Study Shows Girls’ and Boys’ Brains Have Equal Math Skills

Summary: There is no gender disparity in how children learn and perform math tasks.

Source: Carnegie Mellon University

Background

In 1992, Teen Talk Barbie sparked controversy when the doll uttered the phrase “Math class is hard.” That slogan reflected and reinforced a pervasive stereotype: that girls and women are inherently less suited for mathematics and related fields in science, technology, engineering, and mathematics (STEM). Despite this stereotype’s persistence in popular culture, rigorous scientific evidence has been lacking to justify claims of innate gender differences in mathematical ability.

New research from Carnegie Mellon University

Led by Jessica Cantlon at Carnegie Mellon University, a research team carried out a comprehensive neuroimaging study to examine whether boys and girls show biological differences in the brain systems that support early mathematics. Their findings, published in the November 8 issue of Science of Learning, show no measurable gender differences in brain function, neural development, or early math ability among young children.

“Science doesn’t align with folk beliefs,” said Cantlon, the Ronald J. and Mary Ann Zdrojkowski Professor of Developmental Neuroscience at CMU’s Dietrich College of Humanities and Social Sciences and the senior author on the paper. “We found that children’s brains respond similarly to math-related content regardless of gender, and that should help reset expectations about what children can achieve in mathematics.”

Study design and methods

This is the first neuroimaging study specifically designed to test for biological gender differences in math aptitude during early childhood. The researchers used functional magnetic resonance imaging (fMRI) to measure brain activity in 104 children between the ages of 3 and 10 (55 girls). While in the scanner, children watched educational videos that presented basic math topics, such as counting and simple addition. For comparison, the team also collected fMRI data from a group of adults (63 adults, 25 women) who viewed the same videos to assess brain maturity relative to adults.

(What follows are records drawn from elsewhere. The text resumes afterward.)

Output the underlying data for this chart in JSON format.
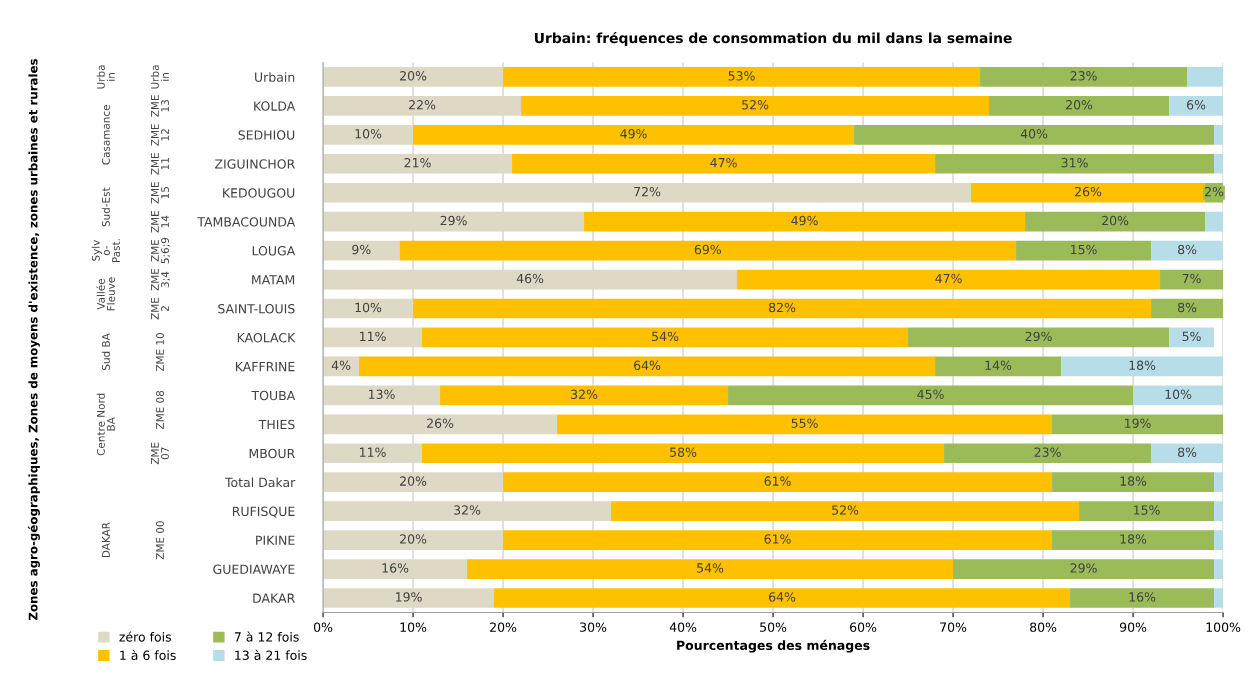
{
  "chart_data": {
    "type": "bar",
    "orientation": "horizontal",
    "stacked": true,
    "title": "Urbain: fréquences de consommation du mil dans la semaine",
    "xlabel": "Pourcentages des ménages",
    "categories": [
      "Urbain",
      "KOLDA",
      "SEDHIOU",
      "ZIGUINCHOR",
      "KEDOUGOU",
      "TAMBACOUNDA",
      "LOUGA",
      "MATAM",
      "SAINT-LOUIS",
      "KAOLACK",
      "KAFFRINE",
      "TOUBA",
      "THIES",
      "MBOUR",
      "Total Dakar",
      "RUFISQUE",
      "PIKINE",
      "GUEDIAWAYE",
      "DAKAR"
    ],
    "series": [
      {
        "name": "zéro fois",
        "color": "#ddd9c4",
        "values": [
          20,
          22,
          10,
          21,
          72,
          29,
          8.5,
          46,
          10,
          11,
          4,
          13,
          26,
          11,
          20,
          32,
          20,
          16,
          19
        ],
        "value_labels": [
          "20%",
          "22%",
          "10%",
          "21%",
          "72%",
          "29%",
          "9%",
          "46%",
          "10%",
          "11%",
          "4%",
          "13%",
          "26%",
          "11%",
          "20%",
          "32%",
          "20%",
          "16%",
          "19%"
        ]
      },
      {
        "name": "1 à 6 fois",
        "color": "#ffc000",
        "values": [
          53,
          52,
          49,
          47,
          26,
          49,
          68.5,
          47,
          82,
          54,
          64,
          32,
          55,
          58,
          61,
          52,
          61,
          54,
          64
        ],
        "value_labels": [
          "53%",
          "52%",
          "49%",
          "47%",
          "26%",
          "49%",
          "69%",
          "47%",
          "82%",
          "54%",
          "64%",
          "32%",
          "55%",
          "58%",
          "61%",
          "52%",
          "61%",
          "54%",
          "64%"
        ]
      },
      {
        "name": "7 à 12 fois",
        "color": "#9bbb59",
        "values": [
          23,
          20,
          40,
          31,
          2,
          20,
          15,
          7,
          8,
          29,
          14,
          45,
          19,
          23,
          18,
          15,
          18,
          29,
          16
        ],
        "value_labels": [
          "23%",
          "20%",
          "40%",
          "31%",
          "2%",
          "20%",
          "15%",
          "7%",
          "8%",
          "29%",
          "14%",
          "45%",
          "19%",
          "23%",
          "18%",
          "15%",
          "18%",
          "29%",
          "16%"
        ]
      },
      {
        "name": "13 à 21 fois",
        "color": "#b7dde8",
        "values": [
          4,
          6,
          1,
          1,
          0,
          2,
          8,
          0,
          0,
          5,
          18,
          10,
          0,
          8,
          1,
          1,
          1,
          1,
          1
        ],
        "value_labels": [
          null,
          "6%",
          null,
          null,
          null,
          null,
          "8%",
          null,
          null,
          "5%",
          "18%",
          "10%",
          null,
          "8%",
          null,
          null,
          null,
          null,
          null
        ]
      }
    ],
    "xlim": [
      0,
      100
    ],
    "xticks": [
      {
        "value": 0,
        "label": "0%"
      },
      {
        "value": 10,
        "label": "10%"
      },
      {
        "value": 20,
        "label": "20%"
      },
      {
        "value": 30,
        "label": "30%"
      },
      {
        "value": 40,
        "label": "40%"
      },
      {
        "value": 50,
        "label": "50%"
      },
      {
        "value": 60,
        "label": "60%"
      },
      {
        "value": 70,
        "label": "70%"
      },
      {
        "value": 80,
        "label": "80%"
      },
      {
        "value": 90,
        "label": "90%"
      },
      {
        "value": 100,
        "label": "100%"
      }
    ],
    "grid": "x",
    "legend": "bottom left",
    "annotations": [
      "Urba\nin",
      "Casamance",
      "Sud-Est",
      "Sylv\no-\nPast.",
      "Vallée\nFleuve",
      "Sud BA",
      "Centre Nord\nBA",
      "DAKAR",
      "Urba\nin",
      "ZME\n13",
      "ZME\n12",
      "ZME\n11",
      "ZME\n15",
      "ZME\n14",
      "ZME\n5;6;9",
      "ZME\n3;4",
      "ZME\n2",
      "ZME 10",
      "ZME 08",
      "ZME\n07",
      "ZME 00",
      "Zones agro-géographiques, Zones de moyens d'existence, zones urbaines et rurales"
    ]
  }
}
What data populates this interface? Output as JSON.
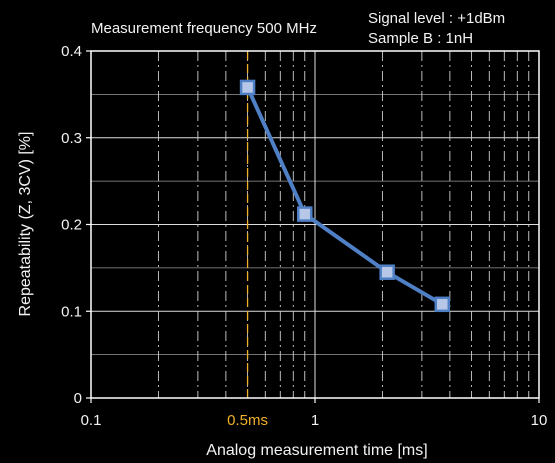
{
  "chart_data": {
    "type": "line",
    "title": "Measurement frequency  500 MHz",
    "annotations": [
      "Signal level : +1dBm",
      "Sample B : 1nH"
    ],
    "xlabel": "Analog measurement time [ms]",
    "ylabel": "Repeatability (Z, 3CV) [%]",
    "x_scale": "log",
    "xlim": [
      0.1,
      10
    ],
    "ylim": [
      0,
      0.4
    ],
    "x_ticks": [
      0.1,
      1,
      10
    ],
    "x_tick_labels": [
      "0.1",
      "1",
      "10"
    ],
    "y_ticks": [
      0,
      0.1,
      0.2,
      0.3,
      0.4
    ],
    "y_tick_labels": [
      "0",
      "0.1",
      "0.2",
      "0.3",
      "0.4"
    ],
    "marker_line": {
      "x": 0.5,
      "label": "0.5ms"
    },
    "grid": true,
    "series": [
      {
        "x": [
          0.5,
          0.9,
          2.1,
          3.7
        ],
        "y": [
          0.358,
          0.212,
          0.145,
          0.108
        ]
      }
    ],
    "colors": {
      "line": "#4f7fc4",
      "marker_fill": "#b7c7e8",
      "marker_line": "#eeb12a",
      "text": "#f2f2f2",
      "background": "#000000"
    }
  }
}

The researchers applied robust statistical analyses—including both frequentist and Bayesian approaches—to compare brain activity patterns across genders and across age groups. They examined not only regions typically associated with mathematical reasoning, but also whole-brain patterns of activity to detect any subtle differences.

Key findings

  • No gender differences were found in neural functioning related to mathematics: boys and girls engaged the same neural systems during the math videos.
  • Boys and girls showed equivalent brain maturity when their scans were compared to adult patterns; there was no evidence that one gender’s brain developed faster or differently in relation to math processing.
  • Behavioral measures echoed the neural findings. Results from the Test of Early Mathematics Ability, administered to 97 participants (50 girls), showed equivalent math skills across genders and no consistent age-related gender differences in early math development.

“It’s not just that boys and girls use the same math-related brain network,” said Alyssa Kersey, a postdoctoral scholar at the University of Chicago’s Department of Psychology and the paper’s first author. “We see similarity across the entire brain, which reinforces that humans are more alike than different when it comes to early mathematical development.”

Implications and the role of environment

While the biological evidence from this study points to equivalence in early math capacity, the authors emphasize that social and cultural factors likely shape later educational and career trajectories. Prior research shows that play environments, parental expectations, and teacher interactions can differ for boys and girls—examples include more spatially focused play for boys and more attention directed to boys during some math lessons. These socialization patterns can amplify small early differences and influence long-term interest and achievement in STEM.

“Typical socialization can magnify minor differences into larger disparities in how children are encouraged or supported in science and math,” Cantlon said. “Recognizing the biological similarity in early development helps us focus on the social origins of gender gaps and the steps we must take to prevent them.”

This shows the researcher and a young girl at a chalk board
Jessica Cantlon and a child working on a math game. The image is credited to Carnegie Mellon University.

Next steps

The current study focuses on early childhood and uses a limited set of math-related tasks presented in naturalistic video form. Cantlon and colleagues plan to extend this work by examining a broader range of mathematical skills—including spatial reasoning and memory—and by following children longitudinally to observe how neural and behavioral trajectories evolve over time.

Funding

This research was supported by the National Science Foundation and the National Institutes of Health.

About this neuroscience research article

Source:
Carnegie Mellon University
Media Contacts:
Stacy W. Kish – Carnegie Mellon University
Image Source:
The image is credited to Carnegie Mellon University.

Original Research (open access):
“Gender similarities in the brain during mathematics development.” Alyssa J. Kersey, Kelsey D. Csumitta & Jessica F. Cantlon. Science of Learning. DOI: 10.1038/s41539-019-0057-x.

Abstract (summary)

Some public figures and researchers have argued that innate biological differences in mathematics aptitude lead to unequal representation of men and women in STEM fields. But separating biological from sociocultural influences is difficult. To probe the early biological basis of math and gender, this study measured neural responses in 3–10-year-old children using fMRI while they viewed mathematics education videos. Both frequentist and Bayesian analyses showed strong gender similarities in neural processing: boys and girls engage the same neural systems during early mathematics development.